Methods: We used a retrospective cohort of older SEER-Medicare patients who were diagnosed with local/regional prostate cancer between 2006 and 2009 and treated with surgery or radiation for it, with and without ED. Receipt of surgery or radiation within 3 months of diagnosis as well as diagnosed ED 5-years after undergoing treatment, were both ascertained from ICD9/CPT/HCPCS codes. Chi-square/Wilcoxon tests were used to detect significant differences between the surgical and radiation treatment groups for ED rates and use of IPP among those with ED.
Results: Among the 21,258 patients in our cohort, 5,775 (27.2%) received surgery and 15,483 (72.8%) received radiation. Overall, ED was significantly more common for surgical (62.4%) than for radiation patients (30.6%, p < .0001).
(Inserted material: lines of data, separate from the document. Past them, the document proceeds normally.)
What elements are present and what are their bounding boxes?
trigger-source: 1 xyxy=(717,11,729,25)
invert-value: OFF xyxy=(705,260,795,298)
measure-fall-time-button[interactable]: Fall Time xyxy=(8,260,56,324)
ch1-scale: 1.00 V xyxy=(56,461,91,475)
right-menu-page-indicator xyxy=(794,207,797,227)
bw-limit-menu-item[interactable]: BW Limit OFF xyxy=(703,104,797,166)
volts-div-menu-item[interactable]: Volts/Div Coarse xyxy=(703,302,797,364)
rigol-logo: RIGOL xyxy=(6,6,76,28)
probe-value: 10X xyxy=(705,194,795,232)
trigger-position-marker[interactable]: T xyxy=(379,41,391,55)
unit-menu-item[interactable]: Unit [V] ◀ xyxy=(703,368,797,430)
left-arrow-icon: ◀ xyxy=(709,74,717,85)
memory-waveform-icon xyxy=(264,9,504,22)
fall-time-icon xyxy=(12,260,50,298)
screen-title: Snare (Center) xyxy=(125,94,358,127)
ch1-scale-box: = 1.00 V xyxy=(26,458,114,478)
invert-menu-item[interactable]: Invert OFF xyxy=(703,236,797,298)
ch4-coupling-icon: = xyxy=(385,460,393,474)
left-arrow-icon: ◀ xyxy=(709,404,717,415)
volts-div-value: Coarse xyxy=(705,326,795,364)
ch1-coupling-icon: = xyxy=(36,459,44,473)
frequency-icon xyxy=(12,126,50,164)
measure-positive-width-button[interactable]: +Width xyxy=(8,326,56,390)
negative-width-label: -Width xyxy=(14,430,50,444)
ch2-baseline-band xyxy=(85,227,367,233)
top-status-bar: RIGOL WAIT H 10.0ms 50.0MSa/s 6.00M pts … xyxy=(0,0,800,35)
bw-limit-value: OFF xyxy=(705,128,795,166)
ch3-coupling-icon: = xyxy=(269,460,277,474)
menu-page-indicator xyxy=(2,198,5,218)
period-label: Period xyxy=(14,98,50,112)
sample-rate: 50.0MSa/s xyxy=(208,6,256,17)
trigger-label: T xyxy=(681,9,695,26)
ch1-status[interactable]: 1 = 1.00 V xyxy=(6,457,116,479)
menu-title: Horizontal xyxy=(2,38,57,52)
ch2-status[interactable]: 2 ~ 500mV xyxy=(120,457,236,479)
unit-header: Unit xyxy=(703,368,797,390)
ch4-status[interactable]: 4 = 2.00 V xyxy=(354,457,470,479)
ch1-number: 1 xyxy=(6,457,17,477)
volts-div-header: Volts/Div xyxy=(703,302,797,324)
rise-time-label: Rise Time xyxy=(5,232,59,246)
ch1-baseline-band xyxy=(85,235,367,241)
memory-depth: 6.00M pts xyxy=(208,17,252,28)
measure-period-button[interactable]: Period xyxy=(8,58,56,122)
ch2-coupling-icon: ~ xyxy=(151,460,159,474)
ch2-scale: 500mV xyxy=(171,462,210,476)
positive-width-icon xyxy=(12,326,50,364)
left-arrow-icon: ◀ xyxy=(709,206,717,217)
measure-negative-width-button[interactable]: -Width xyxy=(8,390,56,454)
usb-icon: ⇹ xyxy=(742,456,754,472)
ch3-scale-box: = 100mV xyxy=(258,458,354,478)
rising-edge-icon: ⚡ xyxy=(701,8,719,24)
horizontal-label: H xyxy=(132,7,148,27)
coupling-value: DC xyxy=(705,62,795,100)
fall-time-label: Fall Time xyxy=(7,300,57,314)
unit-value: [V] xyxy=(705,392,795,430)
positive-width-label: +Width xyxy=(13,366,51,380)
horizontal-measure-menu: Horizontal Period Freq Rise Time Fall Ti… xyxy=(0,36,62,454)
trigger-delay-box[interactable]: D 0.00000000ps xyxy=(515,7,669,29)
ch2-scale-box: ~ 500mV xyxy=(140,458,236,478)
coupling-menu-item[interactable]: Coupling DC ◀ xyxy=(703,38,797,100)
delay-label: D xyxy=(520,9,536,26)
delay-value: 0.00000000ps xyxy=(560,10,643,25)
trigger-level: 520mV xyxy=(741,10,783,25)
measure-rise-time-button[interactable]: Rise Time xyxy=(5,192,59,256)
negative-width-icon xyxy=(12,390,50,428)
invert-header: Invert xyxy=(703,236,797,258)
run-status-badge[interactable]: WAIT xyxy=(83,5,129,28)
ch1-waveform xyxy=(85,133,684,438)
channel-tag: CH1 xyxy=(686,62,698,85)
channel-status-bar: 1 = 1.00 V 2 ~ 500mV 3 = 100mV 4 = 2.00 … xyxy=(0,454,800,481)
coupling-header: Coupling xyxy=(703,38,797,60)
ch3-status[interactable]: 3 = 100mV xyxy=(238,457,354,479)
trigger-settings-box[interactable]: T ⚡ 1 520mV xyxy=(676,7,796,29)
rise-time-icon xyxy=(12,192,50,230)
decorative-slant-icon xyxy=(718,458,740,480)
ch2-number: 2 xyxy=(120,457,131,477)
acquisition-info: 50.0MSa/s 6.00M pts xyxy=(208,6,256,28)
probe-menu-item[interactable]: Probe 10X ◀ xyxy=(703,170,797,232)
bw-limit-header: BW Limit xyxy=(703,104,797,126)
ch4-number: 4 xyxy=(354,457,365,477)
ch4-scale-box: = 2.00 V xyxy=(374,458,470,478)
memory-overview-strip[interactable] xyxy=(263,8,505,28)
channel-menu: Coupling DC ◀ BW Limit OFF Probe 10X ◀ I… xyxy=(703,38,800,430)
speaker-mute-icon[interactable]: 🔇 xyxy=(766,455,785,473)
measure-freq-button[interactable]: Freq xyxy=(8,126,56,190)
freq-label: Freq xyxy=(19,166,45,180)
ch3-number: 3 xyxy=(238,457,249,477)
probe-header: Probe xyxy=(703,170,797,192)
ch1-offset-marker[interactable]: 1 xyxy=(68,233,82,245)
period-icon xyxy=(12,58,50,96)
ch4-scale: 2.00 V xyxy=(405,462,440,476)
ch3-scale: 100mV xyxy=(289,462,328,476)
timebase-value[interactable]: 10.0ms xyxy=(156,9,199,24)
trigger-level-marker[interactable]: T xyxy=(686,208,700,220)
For the subset of 8,343 patients with ED (overall IPP use=2.5%), IPP implantation was significantly more frequent for surgical patients (n=3,601, IPP use= 3.7%) than for radiation patients (n=4,742, IPP use=1.5%, p < .0001).
Conclusions: Surprisingly few (2.5%) prostate cancer patients with ED received IPP. Even more noteworthy, only 1.5% of radiation patients received IPP (vs. 3.7% of surgical patients). IPP under-utilization may be due to greater clinical focus on cancer treatment rather than quality-of-life issues. Discrepancies in ED rates between radiation and surgery may at least be partially explained by lack of standardization and highly variable sexual dysfunction reporting, particularly in the radiation literature, as recently published. These findings highlight the importance of thorough counseling about all treatment options including penile prosthesis surgery for prostate cancer patients with ED.